What happens once the phenomenal world is broken into pieces, so that everything reverts to its noumenal essence? For Meillassoux, the “great outdoors” of things in themselves is “an absolute that is at once external to thought and in itself devoid of all subjectivity” as of all life: a materiality that is “dead through and through” (“Iteration, Reiteration”). The story could well have ended here, in the void, at a point of unresolved horror. But it doesn’t. Instead, Harness whimsically portrays the noumenal world as the Garden of Eden. Prentiss’ noumenal self is Adam (which is in fact his first name); his lover E, of course, is the noumenal Eve. As for Luce, he is revealed to be Lucifer, “a huge coiling serpent thing! … the noumenon, the essence, of Luce – was nothing human … and therefore never had been.”

Followers of Meillassoux might well protest that the Garden of Eden is itself an all-too-human, correlationist myth. It is a world supposedly created for its human inhabitants, and perfectly fitted to them. But that would be to forget both the absence of God in Harness’ scheme, and the inhuman presence of Luce, the serpent. “The New Reality” cannot be read in conventionally religious or moralistic terms. The story rather dramatizes a tug of war between two human tendencies: one that is “incorrigibly curious,” while the other is “incorrigibly, even neurotically, conservative.” The one side motivates scientific research, while the other is embodied in the Bureau of the Censor. The struggle between these two principles is unbalanced, however, by a third, inhuman element.
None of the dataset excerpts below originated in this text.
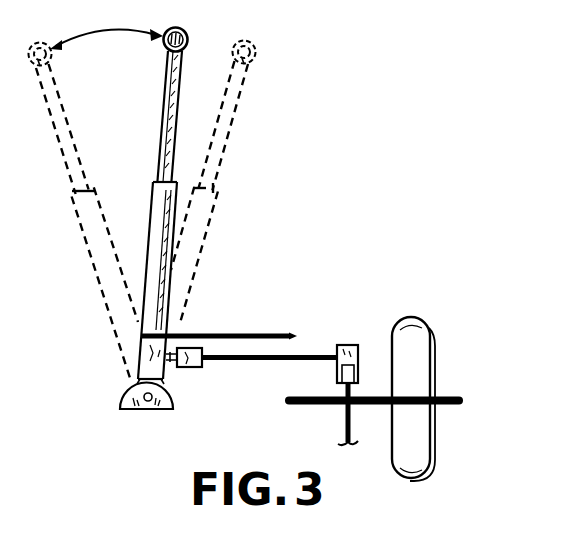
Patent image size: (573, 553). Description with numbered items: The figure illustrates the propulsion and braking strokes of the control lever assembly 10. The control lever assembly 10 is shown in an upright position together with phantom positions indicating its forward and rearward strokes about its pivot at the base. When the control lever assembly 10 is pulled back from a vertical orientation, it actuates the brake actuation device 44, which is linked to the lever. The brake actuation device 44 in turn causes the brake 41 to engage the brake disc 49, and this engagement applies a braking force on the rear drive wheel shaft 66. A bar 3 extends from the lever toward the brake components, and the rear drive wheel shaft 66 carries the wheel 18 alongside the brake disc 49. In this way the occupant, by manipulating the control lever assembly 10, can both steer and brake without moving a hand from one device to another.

The control lever assembly 10 is at (165, 82).
The bar 3 is at (257, 332).
The brake actuation device 44 is at (192, 367).
The brake 41 is at (344, 344).
The brake disc 49 is at (343, 431).
The wheel 18 is at (421, 367).
The rear drive wheel shaft 66 is at (443, 392).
In the vision of “The New Reality,” therefore, science is driven by an unquenchable demand that is at best indifferent, and at worst inimical, to human existence. As the philosopher Ray Brassier puts it, “thinking has interests that do not coincide with those of living” (Nihil Unbound). Science pursues its inhuman interests whenever it seeks to explain the world, rather than just accepting it. The same Promethean impulse – an apocalyptic rage for unveiling – leads Luce and his “family” both to produce the ever-more convoluted and complexified structures of phenomenal reality, and to rupture those structures. Despite Kant, we are forced to recognize that phenomenal elaboration and noumenal unveiling are two sides of the same coin. With the serpent in the Garden, not to mention “the seductive scent of apple blossoms” with which the story ends, we can be sure that the correlationist cycle will start all over again. As the wise psychologist Speer remarks at one point in the story,

whenever man [sic] grows discontented with his present reality, he starts elaborating it … How long do you think [the inhabitants of the noumenal realm] can resist the temptation to alter it? If Prentiss is right, eventually they or their descendants will be living in a cosmos as intricate and unpleasant as the one they left.